Most polemics on the subject are persuasive only to the already persuaded: They begin by assuming that man-woman marriage is the modern-day equivalent of segregated lunch counters, and then reason from there. To most of us, though, the suggestion that it is "discrimination" to confine marriage to men and women makes about as much sense as suggesting that it is "discrimination" to confine voting in US elections to US citizens.

Jonathan does not waste time on this so-called "civil rights" argument. His logical mind notices that in fact the "civil rights" argument is not an argument at all - it is an analogy masquerading as an argument.

Jonathan's argument instead goes like this: probably somewhere between 6 million and 9 million Americans are homosexual. That's the population of a good-sized state. It's wrong to ignore the needs and claims of so many people - and the thing they need most is society's sanction for their emotional relationships. Homosexuals may be different in many ways from heterosexuals, but they still need to be nursed in sickness and old age; they need intimate companionship; and they need to meet their fellow-citizens as equals, without some guilty secret lurking in the background.

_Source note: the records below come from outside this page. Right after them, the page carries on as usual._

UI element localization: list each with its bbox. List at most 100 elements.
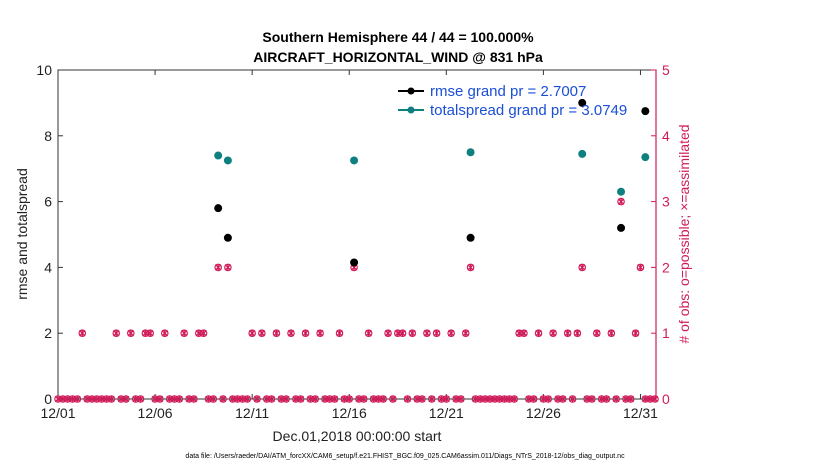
x-axis-label: Dec.01,2018 00:00:00 start (273, 428, 442, 444)
obs-point-17 (136, 395, 145, 403)
obs-point-110 (588, 395, 596, 403)
rmse-point-4 (578, 98, 587, 107)
obs-point-78 (432, 329, 441, 338)
obs-point-40 (248, 329, 256, 338)
obs-point-106 (568, 395, 577, 403)
obs-point-67 (379, 395, 388, 403)
obs-point-44 (267, 395, 276, 403)
obs-point-73 (408, 329, 417, 338)
obs-point-85 (466, 263, 475, 272)
obs-point-76 (423, 329, 431, 338)
obs-point-116 (617, 197, 625, 206)
obs-point-33 (214, 263, 222, 272)
obs-point-30 (199, 329, 208, 338)
chart-title-line1: Southern Hemisphere 44 / 44 = 100.000% (262, 29, 534, 45)
obs-point-58 (335, 329, 344, 338)
obs-point-48 (287, 329, 295, 338)
obs-point-119 (631, 329, 640, 338)
x-tick-label-5: 12/26 (526, 405, 561, 421)
obs-point-123 (651, 395, 659, 403)
obs-point-57 (330, 395, 339, 403)
obs-point-60 (345, 395, 354, 403)
totalspread-point-0 (214, 151, 223, 160)
obs-point-68 (384, 329, 392, 338)
obs-point-19 (146, 329, 155, 338)
x-tick-label-4: 12/21 (429, 405, 464, 421)
obs-point-99 (534, 329, 543, 338)
obs-point-34 (219, 395, 227, 403)
x-axis-ticks: 12/01 12/06 12/11 12/16 12/21 12/26 12/31 (40, 70, 658, 421)
obs-point-39 (243, 395, 252, 403)
x-tick-label-2: 12/11 (235, 405, 269, 421)
obs-point-77 (427, 395, 436, 403)
obs-point-35 (224, 263, 232, 272)
y-right-tick-label-1: 1 (662, 325, 670, 341)
y-left-tick-label-3: 6 (44, 194, 52, 210)
obs-point-114 (607, 329, 616, 338)
obs-point-84 (461, 329, 470, 338)
left-axis-label: rmse and totalspread (14, 168, 30, 300)
obs-point-120 (636, 263, 645, 272)
obs-point-69 (389, 395, 397, 403)
obs-point-80 (442, 395, 451, 403)
obs-point-104 (559, 395, 567, 403)
obs-series (54, 197, 659, 403)
obs-point-118 (626, 395, 635, 403)
obs-point-42 (258, 329, 266, 338)
obs-point-115 (612, 395, 620, 403)
obs-point-75 (418, 395, 426, 403)
obs-point-27 (185, 395, 193, 403)
legend-spread-marker (407, 106, 415, 114)
legend-rmse-marker (407, 87, 415, 95)
legend-rmse-label: rmse grand pr = 2.7007 (430, 83, 586, 100)
obs-point-81 (447, 329, 455, 338)
obs-point-102 (549, 329, 557, 338)
plot-frame (57, 69, 657, 400)
obs-point-64 (364, 329, 373, 338)
obs-point-96 (520, 329, 528, 338)
legend-spread-label: totalspread grand pr = 3.0749 (430, 102, 627, 119)
y-left-tick-label-4: 8 (44, 128, 52, 144)
data-file-footer: data file: /Users/raeder/DAI/ATM_forcXX/… (185, 453, 625, 460)
totalspread-point-1 (223, 156, 232, 165)
obs-point-98 (529, 395, 538, 403)
rmse-series (214, 98, 650, 267)
obs-point-108 (578, 263, 587, 272)
obs-point-14 (122, 395, 130, 403)
y-right-tick-label-0: 0 (662, 391, 670, 407)
obs-point-51 (301, 329, 310, 338)
obs-point-47 (282, 395, 290, 403)
y-right-tick-label-4: 4 (662, 128, 670, 144)
obs-point-22 (160, 329, 169, 338)
obs-point-111 (592, 329, 601, 338)
obs-point-83 (457, 395, 465, 403)
right-axis-label: # of obs: o=possible; ×=assimilated (676, 124, 692, 343)
obs-point-107 (573, 329, 582, 338)
obs-point-10 (102, 395, 111, 403)
totalspread-point-6 (641, 153, 650, 162)
obs-point-11 (107, 395, 116, 403)
obs-point-20 (151, 395, 159, 403)
rmse-point-1 (223, 233, 232, 242)
y-left-tick-label-1: 2 (44, 325, 52, 341)
y-left-tick-label-5: 10 (36, 62, 52, 78)
obs-point-101 (544, 395, 553, 403)
x-tick-label-0: 12/01 (40, 405, 75, 421)
y-right-tick-label-5: 5 (662, 62, 670, 78)
rmse-point-2 (350, 258, 359, 267)
totalspread-point-5 (617, 187, 626, 196)
obs-point-12 (112, 329, 121, 338)
totalspread-point-4 (578, 149, 587, 158)
obs-point-15 (127, 329, 135, 338)
chart-title-line2: AIRCRAFT_HORIZONTAL_WIND @ 831 hPa (253, 49, 543, 65)
obs-point-21 (156, 395, 164, 403)
rmse-point-6 (641, 107, 650, 116)
obs-point-53 (311, 395, 320, 403)
obs-point-45 (272, 329, 281, 338)
obs-point-41 (253, 395, 261, 403)
obs-point-54 (316, 329, 324, 338)
rmse-point-3 (466, 233, 475, 242)
obs-point-28 (190, 395, 198, 403)
obs-point-50 (296, 395, 305, 403)
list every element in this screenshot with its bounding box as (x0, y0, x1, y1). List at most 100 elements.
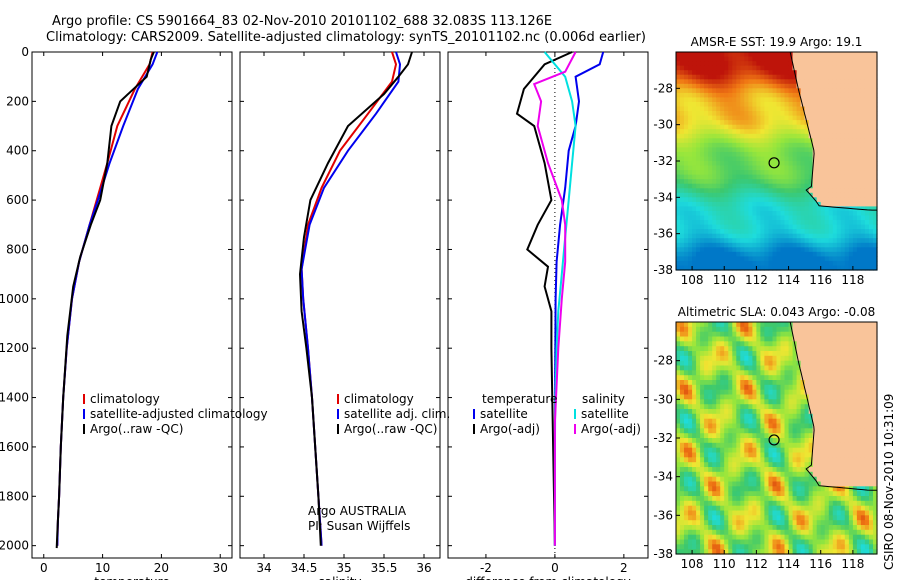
map-cell (704, 201, 709, 207)
map-cell (736, 399, 741, 405)
map-cell (732, 389, 737, 396)
map-cell (712, 457, 717, 463)
map-cell (832, 215, 838, 221)
map-cell (732, 380, 737, 386)
map-cell (873, 452, 878, 458)
map-cell (680, 404, 685, 410)
map-cell (768, 496, 774, 502)
map-cell (784, 102, 790, 108)
map-cell (856, 428, 862, 434)
map-cell (708, 505, 713, 512)
map-cell (696, 265, 701, 271)
map-cell (740, 549, 745, 555)
map-cell (676, 351, 681, 357)
map-cell (732, 360, 737, 367)
x-tick-label: 2 (620, 561, 628, 575)
map-cell (808, 534, 814, 541)
map-cell (696, 260, 701, 266)
map-cell (724, 183, 729, 189)
map-cell (804, 486, 810, 492)
map-cell (780, 174, 786, 180)
map-cell (873, 413, 878, 420)
map-cell (828, 138, 834, 144)
map-cell (812, 360, 818, 367)
map-cell (796, 147, 802, 153)
map-cell (772, 384, 778, 391)
map-cell (744, 500, 749, 507)
map-cell (696, 111, 701, 117)
map-cell (776, 147, 782, 153)
map-cell (836, 447, 842, 454)
map-cell (772, 142, 778, 148)
map-cell (696, 438, 701, 444)
map-cell (704, 224, 709, 230)
map-cell (780, 206, 786, 212)
map-cell (764, 97, 769, 103)
map-cell (844, 351, 850, 357)
map-cell (716, 142, 721, 148)
map-cell (832, 151, 838, 157)
map-cell (692, 539, 697, 545)
map-cell (764, 433, 769, 439)
map-cell (764, 224, 769, 230)
map-cell (856, 370, 862, 376)
map-cell (852, 247, 858, 253)
map-cell (800, 79, 806, 85)
map-cell (828, 61, 834, 67)
map-cell (748, 471, 753, 478)
map-cell (873, 265, 878, 271)
map-cell (816, 486, 822, 492)
map-cell (788, 83, 794, 89)
map-cell (808, 211, 814, 217)
map-cell (792, 491, 798, 497)
map-cell (796, 161, 802, 167)
map-cell (780, 260, 786, 266)
map-cell (844, 409, 850, 415)
map-cell (676, 56, 681, 62)
map-cell (848, 260, 854, 266)
map-cell (816, 384, 822, 391)
map-cell (824, 251, 830, 257)
map-cell (700, 481, 705, 487)
map-cell (832, 418, 838, 425)
map-cell (732, 384, 737, 391)
map-cell (792, 65, 798, 71)
map-cell (716, 351, 721, 357)
map-cell (684, 418, 689, 425)
map-cell (736, 52, 741, 58)
map-cell (692, 206, 697, 212)
map-cell (856, 197, 862, 203)
map-cell (860, 428, 866, 434)
map-cell (873, 242, 878, 248)
map-cell (844, 423, 850, 429)
map-cell (720, 97, 725, 103)
map-cell (804, 138, 810, 144)
map-cell (712, 486, 717, 492)
map-cell (812, 442, 818, 449)
map-cell (776, 486, 782, 492)
map-cell (752, 251, 757, 257)
map-cell (680, 360, 685, 367)
map-cell (708, 544, 713, 550)
map-cell (740, 409, 745, 415)
map-cell (869, 447, 874, 454)
map-cell (832, 197, 838, 203)
map-cell (772, 83, 778, 89)
map-cell (712, 423, 717, 429)
map-cell (748, 133, 753, 139)
map-cell (824, 433, 830, 439)
map-cell (812, 380, 818, 386)
map-cell (740, 183, 745, 189)
x-tick-label: 20 (154, 561, 169, 575)
map-cell (708, 83, 713, 89)
map-cell (712, 70, 717, 76)
map-cell (784, 331, 790, 338)
map-cell (700, 183, 705, 189)
map-cell (788, 404, 794, 410)
map-cell (820, 183, 826, 189)
map-cell (720, 129, 725, 135)
map-cell (796, 65, 802, 71)
map-cell (864, 462, 870, 468)
map-cell (869, 351, 874, 357)
map-cell (684, 346, 689, 352)
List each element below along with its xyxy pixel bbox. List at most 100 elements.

Those are strong and even moving arguments. But Jonathan's own vision of marriage explains why his arguments ultimately fail. Jonathan suggests that many liberal Americans already accept same-sex marriage. They treat same-sex couples as "married": and when the government refuses to follow, the government discredits the institution of marriage in the eyes of this sector of heterosexual society and makes cohabitation a more attractive option for them. That's why (he says) same-sex marriage would be "good for America." But it's also true that there is a much larger population of Americans who show no signs of ever accepting the legitimacy of same-sex marriage. What Massachusetts is proposing to do will marginalize them and banish their deepest principles and convictions to the outskirts of American life. If we want to have a national consensus about and in favor of marriage - as Jonathan rightly wants - we have to recognize that the only way we can have it is on the terms that exist today, before the mischievous rulings of the Massachusetts Supreme Judicial Council begin their destructive work.